# Bayesian Decision Theory
**Drew Gjerstad**  

_Bayesian Optimization Series_  
[github.com/drewgjerstad/bayesian-optimization](https://github.com/drewgjerstad/bayesian-optimization)

The optimization process in its most basic form is a series of decisions.
Ideally, these decisions are made via a principled approach (i.e.,
strategically) which is where **decision theory** comes into play. Specifically,
the approach used to make such decisions should take into account any available
data when deciding where each observation is made. Unfortunately, it is not
clear how to make these decisions primarily due to the likely incomplete and
ever-changing information about the objective function. 

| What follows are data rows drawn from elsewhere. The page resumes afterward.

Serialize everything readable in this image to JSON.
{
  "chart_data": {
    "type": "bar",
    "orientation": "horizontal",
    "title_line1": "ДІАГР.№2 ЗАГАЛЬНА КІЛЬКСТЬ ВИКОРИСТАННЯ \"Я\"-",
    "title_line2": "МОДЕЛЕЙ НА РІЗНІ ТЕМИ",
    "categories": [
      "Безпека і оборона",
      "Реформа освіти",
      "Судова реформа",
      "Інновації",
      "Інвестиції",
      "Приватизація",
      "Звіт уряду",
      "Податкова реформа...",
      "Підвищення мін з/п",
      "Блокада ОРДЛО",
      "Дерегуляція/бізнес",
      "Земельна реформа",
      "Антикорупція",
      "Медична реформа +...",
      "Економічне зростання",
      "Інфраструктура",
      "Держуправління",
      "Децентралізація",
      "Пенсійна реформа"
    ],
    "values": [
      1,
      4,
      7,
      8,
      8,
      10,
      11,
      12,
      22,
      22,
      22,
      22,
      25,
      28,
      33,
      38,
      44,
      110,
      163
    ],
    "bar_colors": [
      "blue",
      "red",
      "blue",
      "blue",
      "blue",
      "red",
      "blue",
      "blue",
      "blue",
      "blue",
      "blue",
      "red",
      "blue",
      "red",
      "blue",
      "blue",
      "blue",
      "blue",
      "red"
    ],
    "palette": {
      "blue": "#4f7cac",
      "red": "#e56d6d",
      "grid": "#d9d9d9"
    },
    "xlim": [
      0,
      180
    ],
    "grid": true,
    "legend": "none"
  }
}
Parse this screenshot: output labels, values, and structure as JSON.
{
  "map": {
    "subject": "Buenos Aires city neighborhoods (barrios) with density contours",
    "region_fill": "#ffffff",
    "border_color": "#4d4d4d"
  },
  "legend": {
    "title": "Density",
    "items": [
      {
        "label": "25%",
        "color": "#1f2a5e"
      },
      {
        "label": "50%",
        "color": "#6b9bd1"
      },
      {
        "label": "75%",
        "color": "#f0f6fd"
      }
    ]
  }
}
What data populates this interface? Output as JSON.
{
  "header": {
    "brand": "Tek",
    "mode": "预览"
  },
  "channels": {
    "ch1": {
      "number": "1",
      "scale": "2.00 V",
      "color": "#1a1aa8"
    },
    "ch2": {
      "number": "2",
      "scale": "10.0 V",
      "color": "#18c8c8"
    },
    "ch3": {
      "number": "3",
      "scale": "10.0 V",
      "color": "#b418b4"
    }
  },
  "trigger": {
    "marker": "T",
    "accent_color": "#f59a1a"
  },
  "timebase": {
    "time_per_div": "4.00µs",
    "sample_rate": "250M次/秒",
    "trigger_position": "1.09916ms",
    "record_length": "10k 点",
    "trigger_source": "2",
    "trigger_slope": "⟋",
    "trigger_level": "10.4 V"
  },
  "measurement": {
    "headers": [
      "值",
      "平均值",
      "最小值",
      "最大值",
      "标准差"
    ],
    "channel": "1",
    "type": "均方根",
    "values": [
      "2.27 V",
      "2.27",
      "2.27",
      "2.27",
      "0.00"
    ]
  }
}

Previously, we discussed how to use Bayesian inference as a framework that
systematically and quantitatively reasons about the uncertainty in the objective
function. This is one of the main difficulties when making decisions during
optimization since our knowledge of the objective function is only updated from
the outcomes of our own decisions.

In this notebook, we focus on Bayesian decision theory which in effect, "bridges
the gap" between Bayesian inference and decision making in optimization. This
principled approach allows us to make decisions using a probabilistic belief
about the objective function to guide optimization policies under uncertainty.

At the heart of the optimization process is the _optimization policy_ which
determines where we will make an observation next (for the time being, ignoring
the question of termination), acquires the next observation, and updates our
knowledge of the objective. Therefore, we aim to obtain the **optimal policy**
with optimal referring to maximizing the expected utility and quality of the
observed data.

While the idea of deriving this optimal policy may seem simple, especially when
deriving it in a theoretical manner, the theoretically optimal policy is often
impossible to compute and has little practical value. Regardless, the process of
deriving this policy will enable us to see how we can obtain effective
_approximations_.

Coming back to the question of termination, this question itself represents a
decision that is crucial in several applications. A **stopping rule** is a
procedure that decides whether to terminate or continue optimization based on
the observed data. In many cases, this rule is _deterministic_ meaning it is
fixed and known before we begin optimizing. One example is a preallocated search
budget defined by the maximum number of allowed observations. This type of
stopping rule will terminate the optimization once we obtain the maximum number
of allowed observations, regardless of our progress.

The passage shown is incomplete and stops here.